Foi assim que matei meu pé de mexerica
Isso se passou há muitos anos, mas não há como esquecer. E não há como perdoar-me. Tal qual um personagem saído das tragédias gregas, reduzidas as proporções, é claro, apesar das boas intenções cometi um erro fatal.
Depois de alguns anos morando em apartamento, mudei-me com a família para uma casa. Felicidade geral. Muito espaço dentro e fora de casa, para adultos e crianças. Jardim e quintal. E no quintal já encontrei várias árvores frutíferas. Aí começou o amor à primeira vista por uma planta em especial, e caminho para aquilo que os estudiosos da Tragédia Grega chamam de “falha trágica” do herói.
No meu reduzido pomar via-se que tudo ia bem; a mangueira, o limoeiro e a pitangueira, por exemplo. Nada parecia exigir cuidados especiais. Exceto a mexeriqueira, mirrada, poucos frutos, destoava na paisagem. Sim, lá estava ela, aguardando um herói para salvá-la. Senti-me quase um Dom Quixote de la Mancha, não a galope, mas a todo trote, com a missão de evitar sua morte iminente. E essa comparação com Dom Quixote é muito cruel para mim, pois eu nem cheguei a lutar contra os moinhos de vento, nem contra os ventos, devia ter lutado.

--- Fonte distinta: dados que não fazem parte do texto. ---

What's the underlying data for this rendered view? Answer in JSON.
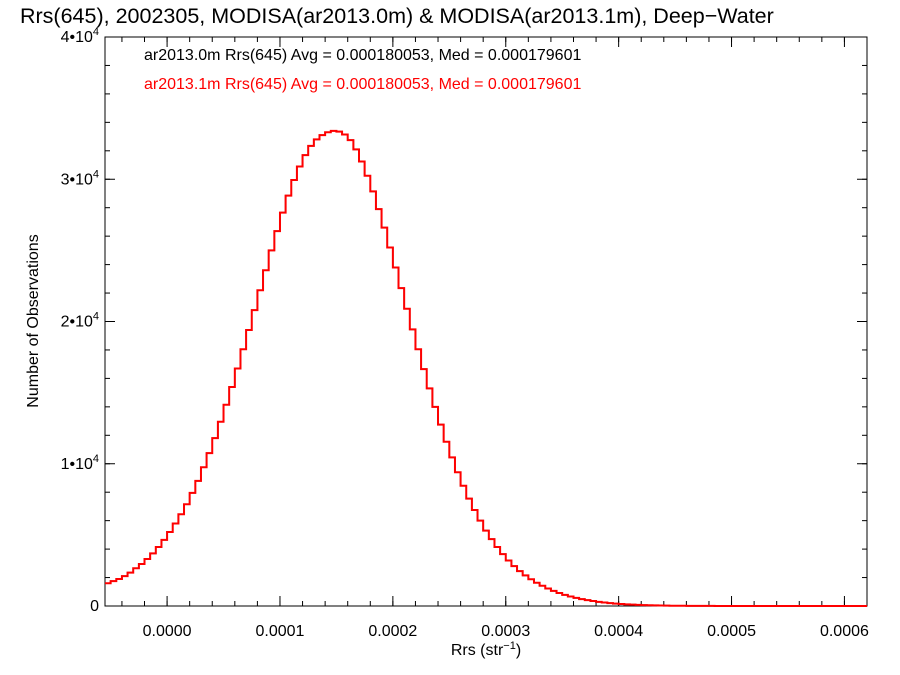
{
  "chart_data": {
    "type": "line",
    "title": "Rrs(645), 2002305, MODISA(ar2013.0m) & MODISA(ar2013.1m), Deep−Water",
    "xlabel": "Rrs (str",
    "xlabel_sup": "−1",
    "xlabel_close": ")",
    "ylabel": "Number of Observations",
    "xlim": [
      -5.5e-05,
      0.00062
    ],
    "ylim": [
      0,
      40000
    ],
    "grid": false,
    "step": true,
    "x_ticks": [
      {
        "value": 0.0,
        "label": "0.0000"
      },
      {
        "value": 0.0001,
        "label": "0.0001"
      },
      {
        "value": 0.0002,
        "label": "0.0002"
      },
      {
        "value": 0.0003,
        "label": "0.0003"
      },
      {
        "value": 0.0004,
        "label": "0.0004"
      },
      {
        "value": 0.0005,
        "label": "0.0005"
      },
      {
        "value": 0.0006,
        "label": "0.0006"
      }
    ],
    "y_ticks": [
      {
        "value": 0,
        "mantissa": "0",
        "exp": ""
      },
      {
        "value": 10000,
        "mantissa": "1•10",
        "exp": "4"
      },
      {
        "value": 20000,
        "mantissa": "2•10",
        "exp": "4"
      },
      {
        "value": 30000,
        "mantissa": "3•10",
        "exp": "4"
      },
      {
        "value": 40000,
        "mantissa": "4•10",
        "exp": "4"
      }
    ],
    "legend_position": "top-left",
    "series": [
      {
        "name": "ar2013.0m Rrs(645) Avg = 0.000180053, Med = 0.000179601",
        "color": "#000000",
        "x": [
          -5.5e-05,
          -5e-05,
          -4.5e-05,
          -4e-05,
          -3.5e-05,
          -3e-05,
          -2.5e-05,
          -2e-05,
          -1.5e-05,
          -1e-05,
          -5e-06,
          0.0,
          5e-06,
          1e-05,
          1.5e-05,
          2e-05,
          2.5e-05,
          3e-05,
          3.5e-05,
          4e-05,
          4.5e-05,
          5e-05,
          5.5e-05,
          6e-05,
          6.5e-05,
          7e-05,
          7.5e-05,
          8e-05,
          8.5e-05,
          9e-05,
          9.5e-05,
          0.0001,
          0.000105,
          0.00011,
          0.000115,
          0.00012,
          0.000125,
          0.00013,
          0.000135,
          0.00014,
          0.000145,
          0.00015,
          0.000155,
          0.00016,
          0.000165,
          0.00017,
          0.000175,
          0.00018,
          0.000185,
          0.00019,
          0.000195,
          0.0002,
          0.000205,
          0.00021,
          0.000215,
          0.00022,
          0.000225,
          0.00023,
          0.000235,
          0.00024,
          0.000245,
          0.00025,
          0.000255,
          0.00026,
          0.000265,
          0.00027,
          0.000275,
          0.00028,
          0.000285,
          0.00029,
          0.000295,
          0.0003,
          0.000305,
          0.00031,
          0.000315,
          0.00032,
          0.000325,
          0.00033,
          0.000335,
          0.00034,
          0.000345,
          0.00035,
          0.000355,
          0.00036,
          0.000365,
          0.00037,
          0.000375,
          0.00038,
          0.000385,
          0.00039,
          0.000395,
          0.0004,
          0.000405,
          0.00041,
          0.000415,
          0.00042,
          0.000425,
          0.00043,
          0.000435,
          0.00044,
          0.000445,
          0.00045,
          0.000455,
          0.00046,
          0.000465,
          0.00047,
          0.000475,
          0.00048,
          0.000485,
          0.00049,
          0.000495,
          0.0005,
          0.000505,
          0.00051,
          0.000515,
          0.00052,
          0.000525,
          0.00053,
          0.000535,
          0.00054,
          0.000545,
          0.00055,
          0.000555,
          0.00056,
          0.000565,
          0.00057,
          0.000575,
          0.00058,
          0.000585,
          0.00059,
          0.000595,
          0.0006,
          0.000605,
          0.00061,
          0.000615
        ],
        "y": [
          1600,
          1750,
          1900,
          2100,
          2350,
          2650,
          2950,
          3300,
          3700,
          4150,
          4650,
          5200,
          5800,
          6450,
          7150,
          7950,
          8800,
          9750,
          10750,
          11800,
          12950,
          14150,
          15400,
          16700,
          18050,
          19400,
          20800,
          22200,
          23600,
          25000,
          26350,
          27650,
          28850,
          29950,
          30900,
          31700,
          32350,
          32800,
          33100,
          33300,
          33400,
          33350,
          33150,
          32750,
          32100,
          31250,
          30250,
          29150,
          27900,
          26600,
          25200,
          23800,
          22350,
          20900,
          19450,
          18050,
          16650,
          15300,
          14000,
          12750,
          11550,
          10450,
          9400,
          8450,
          7550,
          6750,
          6000,
          5300,
          4700,
          4150,
          3650,
          3200,
          2800,
          2450,
          2150,
          1880,
          1630,
          1420,
          1230,
          1060,
          910,
          780,
          670,
          570,
          480,
          410,
          350,
          290,
          245,
          205,
          170,
          140,
          115,
          95,
          78,
          64,
          52,
          42,
          34,
          27,
          22,
          18,
          14,
          11,
          9,
          7,
          6,
          5,
          4,
          3,
          2,
          2,
          1,
          1,
          1,
          1,
          1,
          1,
          1,
          0,
          0,
          0,
          0,
          0,
          0,
          0,
          0,
          0,
          0,
          0,
          0,
          0,
          0,
          0,
          0
        ]
      },
      {
        "name": "ar2013.1m Rrs(645) Avg = 0.000180053, Med = 0.000179601",
        "color": "#ff0000",
        "x": [
          -5.5e-05,
          -5e-05,
          -4.5e-05,
          -4e-05,
          -3.5e-05,
          -3e-05,
          -2.5e-05,
          -2e-05,
          -1.5e-05,
          -1e-05,
          -5e-06,
          0.0,
          5e-06,
          1e-05,
          1.5e-05,
          2e-05,
          2.5e-05,
          3e-05,
          3.5e-05,
          4e-05,
          4.5e-05,
          5e-05,
          5.5e-05,
          6e-05,
          6.5e-05,
          7e-05,
          7.5e-05,
          8e-05,
          8.5e-05,
          9e-05,
          9.5e-05,
          0.0001,
          0.000105,
          0.00011,
          0.000115,
          0.00012,
          0.000125,
          0.00013,
          0.000135,
          0.00014,
          0.000145,
          0.00015,
          0.000155,
          0.00016,
          0.000165,
          0.00017,
          0.000175,
          0.00018,
          0.000185,
          0.00019,
          0.000195,
          0.0002,
          0.000205,
          0.00021,
          0.000215,
          0.00022,
          0.000225,
          0.00023,
          0.000235,
          0.00024,
          0.000245,
          0.00025,
          0.000255,
          0.00026,
          0.000265,
          0.00027,
          0.000275,
          0.00028,
          0.000285,
          0.00029,
          0.000295,
          0.0003,
          0.000305,
          0.00031,
          0.000315,
          0.00032,
          0.000325,
          0.00033,
          0.000335,
          0.00034,
          0.000345,
          0.00035,
          0.000355,
          0.00036,
          0.000365,
          0.00037,
          0.000375,
          0.00038,
          0.000385,
          0.00039,
          0.000395,
          0.0004,
          0.000405,
          0.00041,
          0.000415,
          0.00042,
          0.000425,
          0.00043,
          0.000435,
          0.00044,
          0.000445,
          0.00045,
          0.000455,
          0.00046,
          0.000465,
          0.00047,
          0.000475,
          0.00048,
          0.000485,
          0.00049,
          0.000495,
          0.0005,
          0.000505,
          0.00051,
          0.000515,
          0.00052,
          0.000525,
          0.00053,
          0.000535,
          0.00054,
          0.000545,
          0.00055,
          0.000555,
          0.00056,
          0.000565,
          0.00057,
          0.000575,
          0.00058,
          0.000585,
          0.00059,
          0.000595,
          0.0006,
          0.000605,
          0.00061,
          0.000615
        ],
        "y": [
          1600,
          1750,
          1900,
          2100,
          2350,
          2650,
          2950,
          3300,
          3700,
          4150,
          4650,
          5200,
          5800,
          6450,
          7150,
          7950,
          8800,
          9750,
          10750,
          11800,
          12950,
          14150,
          15400,
          16700,
          18050,
          19400,
          20800,
          22200,
          23600,
          25000,
          26350,
          27650,
          28850,
          29950,
          30900,
          31700,
          32350,
          32800,
          33100,
          33300,
          33400,
          33350,
          33150,
          32750,
          32100,
          31250,
          30250,
          29150,
          27900,
          26600,
          25200,
          23800,
          22350,
          20900,
          19450,
          18050,
          16650,
          15300,
          14000,
          12750,
          11550,
          10450,
          9400,
          8450,
          7550,
          6750,
          6000,
          5300,
          4700,
          4150,
          3650,
          3200,
          2800,
          2450,
          2150,
          1880,
          1630,
          1420,
          1230,
          1060,
          910,
          780,
          670,
          570,
          480,
          410,
          350,
          290,
          245,
          205,
          170,
          140,
          115,
          95,
          78,
          64,
          52,
          42,
          34,
          27,
          22,
          18,
          14,
          11,
          9,
          7,
          6,
          5,
          4,
          3,
          2,
          2,
          1,
          1,
          1,
          1,
          1,
          1,
          1,
          0,
          0,
          0,
          0,
          0,
          0,
          0,
          0,
          0,
          0,
          0,
          0,
          0,
          0,
          0,
          0
        ]
      }
    ]
  }
}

O embasamento científico de meus estudos era tirado de revistas especializadas que eu comprava nas bancas de jornais. A internet ainda não existia, mas já me fazia falta (e eu nem sabia que fazia falta).
Dedique-me no estudo, descobri o mistério do 10-10-10, números que podem até ser diferentes na fórmula mágica do NPK (nitrogênio, fósforo e potássio), testei micronutrientes e diversos adubos orgânicos, preocupei-me com o PH do solo, usei a criatividade para pôr em prática a irrigação por gotejamento, e, até mesmo, certa vez, dediquei um final de tarde lavando com sabão neutro as folhas que estavam ficando enroladas, atacadas por cochonilhas.
Sem mais delongas vamos ao final da história. Meu método científico de como cuidar de um pé de mexerica deu bom resultado, pois depois de algum tempo tive diante de mim um belo exemplar carregado de frutos já quase maduros. Confesso que até tive um sentimento de vaidade, orgulho e soberba, quando comparei meu pé de mexerica com outro, o do vizinho. O vizinho não sabe cuidar de suas plantas, pensei eu, com ar de superioridade. Mas a ilusão durou pouco.
Meus cuidados tinham sido no curto prazo e o Dom Quixote que eu fui só olhou para o chão, não olhou para o céu. Em um lamentável triste dia, bastaram alguns minutos de vento forte, e era uma vez um pé de mexerica. Os galhos não suportaram o peso dos frutos e todos foram ao chão. O tronco principal ficou lascado irrecuperavelmente. Retirei o excesso de mexericas, podei alguns galhos e amarrei outros. Tudo inútil. Fim. O que restou ainda resistiu alguns meses e secou.
Hoje, através da cerca, ainda vejo no quintal do vizinho o outro pé de mexerica, que ainda parece meio abandonado. Ainda bem que estava longe dos meus cuidados.